鍵をかけておけばよかったと莫大に後悔しながら仕事を再開した。
「あっそう、って…!もっと感想あるでしょ?
結構頑張ってピカピカにしたのにぃ」
ツツジは口を尖らせて文句を言ってくる。
「髪を乾かせ、風邪を引くぞ」
「ちぇー」
ツツジは肩にかけていたタオルを頭に被せ、ワシワシと髪を拭きながら
勝手に部屋の中央の暖炉へと歩いていき
勝手にその前に座った。
「…おい、何をしている」
「髪乾かせっておじさんが言ったんじゃーん」
「ここで乾かせとは言ってないだろ。
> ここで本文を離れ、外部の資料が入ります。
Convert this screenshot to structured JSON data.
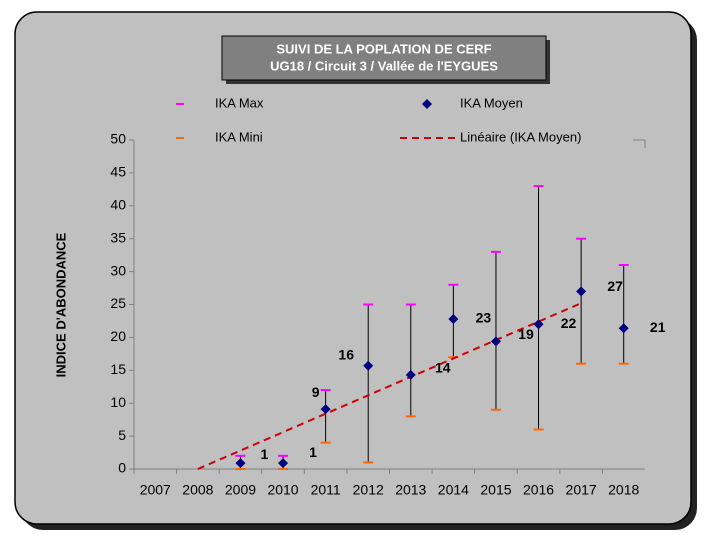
{
  "chart_data": {
    "type": "errorbar",
    "title": [
      "SUIVI DE LA POPLATION DE CERF",
      "UG18 / Circuit 3 / Vallée de l'EYGUES"
    ],
    "y_label": "INDICE D'ABONDANCE",
    "categories": [
      "2007",
      "2008",
      "2009",
      "2010",
      "2011",
      "2012",
      "2013",
      "2014",
      "2015",
      "2016",
      "2017",
      "2018"
    ],
    "series": [
      {
        "name": "IKA Max",
        "color": "#ff00ff",
        "values": [
          null,
          null,
          2,
          2,
          12,
          25,
          25,
          28,
          33,
          43,
          35,
          31
        ]
      },
      {
        "name": "IKA Mini",
        "color": "#ff6600",
        "values": [
          null,
          null,
          0,
          0,
          4,
          1,
          8,
          17,
          9,
          6,
          16,
          16
        ]
      },
      {
        "name": "IKA Moyen",
        "color": "#000080",
        "values": [
          null,
          null,
          0.9,
          0.9,
          9.1,
          15.7,
          14.3,
          22.8,
          19.4,
          22,
          27,
          21.4
        ],
        "value_labels": [
          null,
          null,
          "1",
          "1",
          "9",
          "16",
          "14",
          "23",
          "19",
          "22",
          "27",
          "21"
        ]
      },
      {
        "name": "Linéaire (IKA Moyen)",
        "color": "#cc0000",
        "values": [
          null,
          0,
          2.8,
          5.6,
          8.4,
          11.2,
          14,
          16.8,
          19.6,
          22.4,
          25.2,
          null
        ]
      }
    ],
    "ylim": [
      0,
      50
    ],
    "yticks": [
      0,
      5,
      10,
      15,
      20,
      25,
      30,
      35,
      40,
      45,
      50
    ]
  }
}
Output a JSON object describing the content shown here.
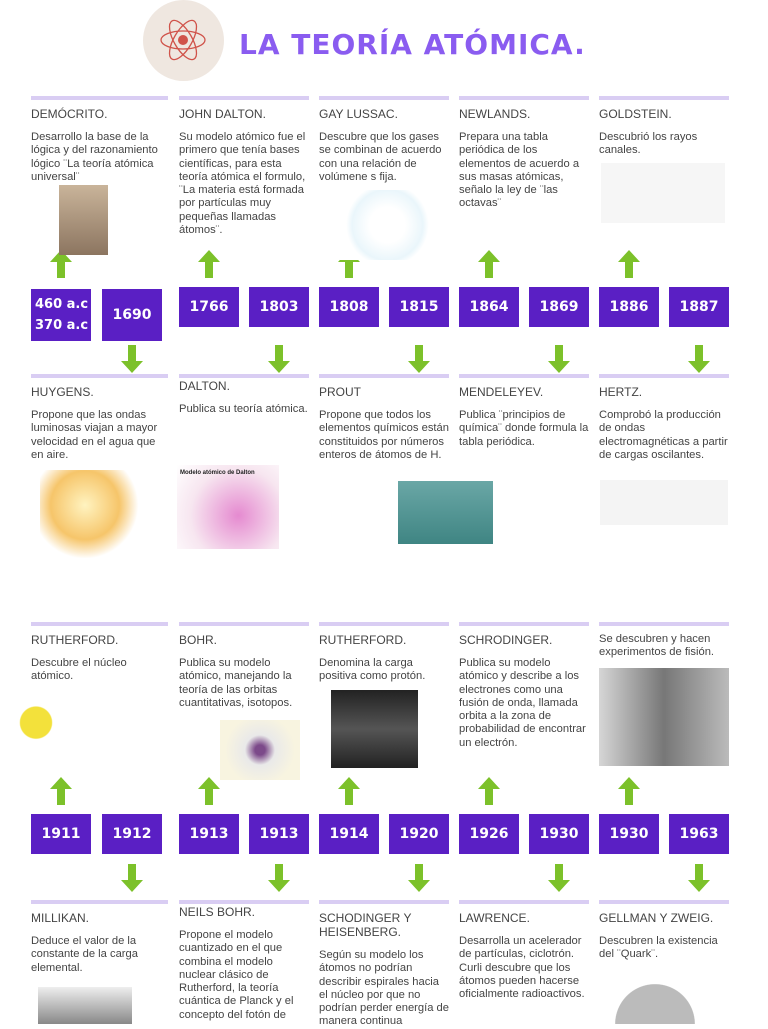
{
  "header": {
    "title": "LA TEORÍA ATÓMICA.",
    "logo_icon": "atom-icon"
  },
  "colors": {
    "accent": "#8a5cf0",
    "year_box": "#5a1fc4",
    "arrow": "#7cc12a",
    "divider": "#d9cdf3"
  },
  "rows": [
    {
      "top_cards": [
        {
          "name": "DEMÓCRITO.",
          "text": "Desarrollo la base de la lógica y del razonamiento lógico ¨La teoría atómica universal¨"
        },
        {
          "name": "JOHN DALTON.",
          "text": "Su modelo atómico fue el primero que tenía bases científicas, para esta teoría atómica el formulo, ¨La materia está formada por partículas muy pequeñas llamadas átomos¨."
        },
        {
          "name": "GAY LUSSAC.",
          "text": "Descubre que los gases se combinan de acuerdo con una relación de volúmene s fija."
        },
        {
          "name": "NEWLANDS.",
          "text": "Prepara una tabla periódica de los elementos de acuerdo a sus masas atómicas, señalo la ley de ¨las octavas¨"
        },
        {
          "name": "GOLDSTEIN.",
          "text": "Descubrió los rayos canales."
        }
      ],
      "years": [
        "460 a.c\n370 a.c",
        "1690",
        "1766",
        "1803",
        "1808",
        "1815",
        "1864",
        "1869",
        "1886",
        "1887"
      ],
      "bottom_cards": [
        {
          "name": "HUYGENS.",
          "text": "Propone que las ondas luminosas viajan a mayor velocidad en el agua que en aire."
        },
        {
          "name": "DALTON.",
          "text": "Publica su teoría atómica.",
          "image_caption": "Modelo atómico de Dalton"
        },
        {
          "name": "PROUT",
          "text": "Propone que todos los elementos químicos están constituidos por números enteros de átomos de H."
        },
        {
          "name": "MENDELEYEV.",
          "text": "Publica ¨principios de química¨ donde formula la tabla periódica."
        },
        {
          "name": "HERTZ.",
          "text": "Comprobó la producción de ondas electromagnéticas a partir de cargas oscilantes."
        }
      ]
    },
    {
      "top_cards": [
        {
          "name": "RUTHERFORD.",
          "text": "Descubre el núcleo atómico."
        },
        {
          "name": "BOHR.",
          "text": "Publica su modelo atómico, manejando la teoría de las orbitas cuantitativas, isotopos."
        },
        {
          "name": "RUTHERFORD.",
          "text": "Denomina la carga positiva como protón."
        },
        {
          "name": "SCHRODINGER.",
          "text": "Publica su modelo atómico y describe a los electrones como una fusión de onda, llamada orbita a la zona de probabilidad de encontrar un electrón."
        },
        {
          "name": "",
          "text": "Se descubren y hacen experimentos de fisión."
        }
      ],
      "years": [
        "1911",
        "1912",
        "1913",
        "1913",
        "1914",
        "1920",
        "1926",
        "1930",
        "1930",
        "1963"
      ],
      "bottom_cards": [
        {
          "name": "MILLIKAN.",
          "text": "Deduce el valor de la constante de la carga elemental."
        },
        {
          "name": "NEILS BOHR.",
          "text": "Propone el modelo cuantizado en el que combina el modelo nuclear clásico de Rutherford, la teoría cuántica de Planck y el concepto del fotón de"
        },
        {
          "name": "SCHODINGER Y HEISENBERG.",
          "text": "Según su modelo los átomos no podrían describir espirales hacia el núcleo por que no podrían perder energía de manera continua"
        },
        {
          "name": "LAWRENCE.",
          "text": "Desarrolla un acelerador de partículas, ciclotrón. Curli descubre que los átomos pueden hacerse oficialmente radioactivos."
        },
        {
          "name": "GELLMAN Y ZWEIG.",
          "text": "Descubren la existencia del ¨Quark¨."
        }
      ]
    }
  ]
}
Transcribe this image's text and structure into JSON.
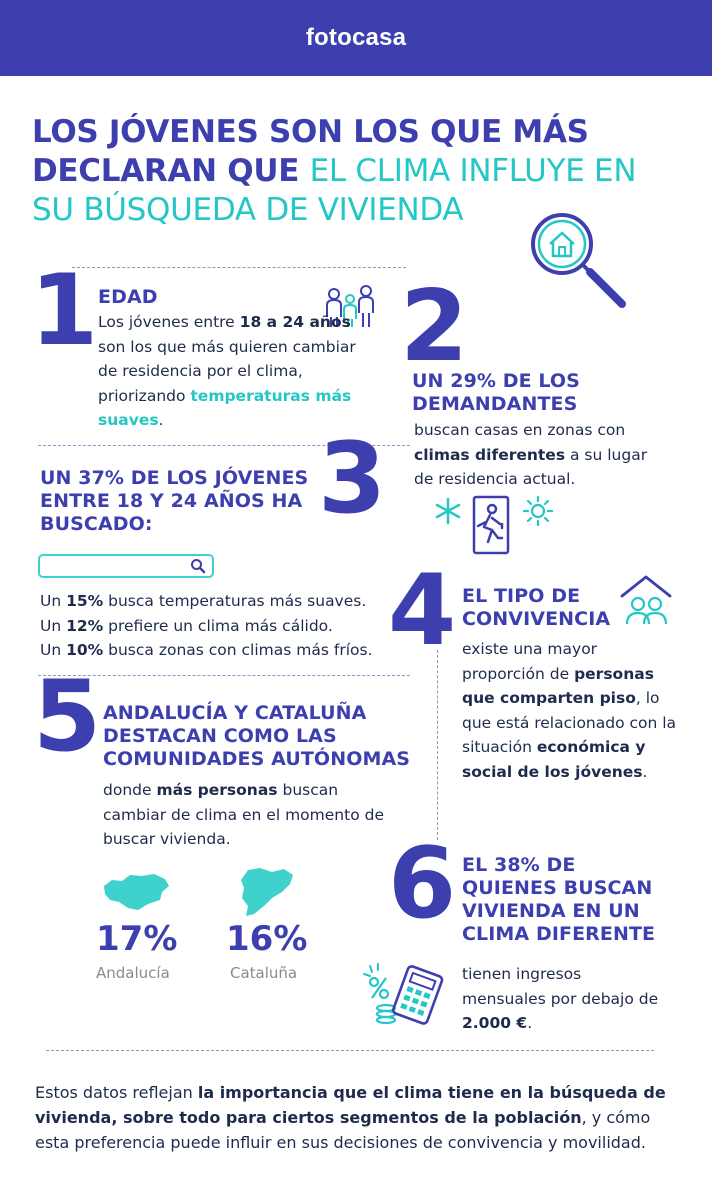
{
  "header": {
    "brand": "fotocasa"
  },
  "title": {
    "part1": "LOS JÓVENES SON LOS QUE MÁS DECLARAN QUE ",
    "part2": "EL CLIMA INFLUYE EN SU BÚSQUEDA DE VIVIENDA"
  },
  "s1": {
    "number": "1",
    "heading": "EDAD",
    "t1": "Los jóvenes entre ",
    "b1": "18 a 24 años",
    "t2": " son los que más quieren cambiar de residencia por el clima, priorizando ",
    "hl": "temperaturas más suaves",
    "t3": "."
  },
  "s2": {
    "number": "2",
    "heading": "UN 29% DE LOS DEMANDANTES",
    "t1": "buscan casas en zonas con ",
    "b1": "climas diferentes",
    "t2": " a su lugar de residencia actual."
  },
  "s3": {
    "number": "3",
    "heading": "UN 37% DE LOS JÓVENES ENTRE 18 Y 24 AÑOS HA BUSCADO:",
    "lines": [
      {
        "pre": "Un ",
        "bold": "15%",
        "post": " busca temperaturas más suaves."
      },
      {
        "pre": "Un ",
        "bold": "12%",
        "post": " prefiere un clima más cálido."
      },
      {
        "pre": "Un ",
        "bold": "10%",
        "post": " busca zonas con climas más fríos."
      }
    ]
  },
  "s4": {
    "number": "4",
    "heading": "EL TIPO DE CONVIVENCIA",
    "t1": "existe una mayor proporción de ",
    "b1": "personas que comparten piso",
    "t2": ", lo que está relacionado con la situación ",
    "b2": "económica y social de los jóvenes",
    "t3": "."
  },
  "s5": {
    "number": "5",
    "heading": "ANDALUCÍA Y CATALUÑA DESTACAN COMO LAS COMUNIDADES AUTÓNOMAS",
    "t1": "donde ",
    "b1": "más personas",
    "t2": " buscan cambiar de clima en el momento de buscar vivienda.",
    "regions": [
      {
        "pct": "17%",
        "name": "Andalucía"
      },
      {
        "pct": "16%",
        "name": "Cataluña"
      }
    ]
  },
  "s6": {
    "number": "6",
    "heading": "EL 38% DE QUIENES BUSCAN VIVIENDA EN UN CLIMA DIFERENTE",
    "t1": "tienen ingresos mensuales por debajo de ",
    "b1": "2.000 €",
    "t2": "."
  },
  "footer": {
    "t1": "Estos datos reflejan ",
    "b1": "la importancia que el clima tiene en la búsqueda de vivienda, sobre todo para ciertos segmentos de la población",
    "t2": ", y cómo esta preferencia puede influir en sus decisiones de convivencia y movilidad."
  },
  "colors": {
    "brand": "#3d3fae",
    "accent": "#24c6c6",
    "text": "#1f2b4d"
  },
  "icons": [
    "magnifier-house-icon",
    "family-icon",
    "weather-door-icon",
    "search-bar-icon",
    "shared-house-icon",
    "money-calculator-icon",
    "andalucia-map-icon",
    "cataluna-map-icon"
  ]
}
自分の部屋でやれ」
「えー?なんでー?」
「なんでって…大体お前の部屋の方が近いだろ」
一階にあるバスルームからだと確実にツツジの部屋は通過してきたはずだ。
ツツジはこちらを振り返ってへらりと笑う。
「だっておじさんといたいもん」
なんでそんな言葉が出てくるのか。
ゼアレスは呆れながらもそれ以上は何も言うことが出来なくなってしまった。
しょうがないので彼が居座っている間はなるべく視界に入れないように過ごすしかないようだ。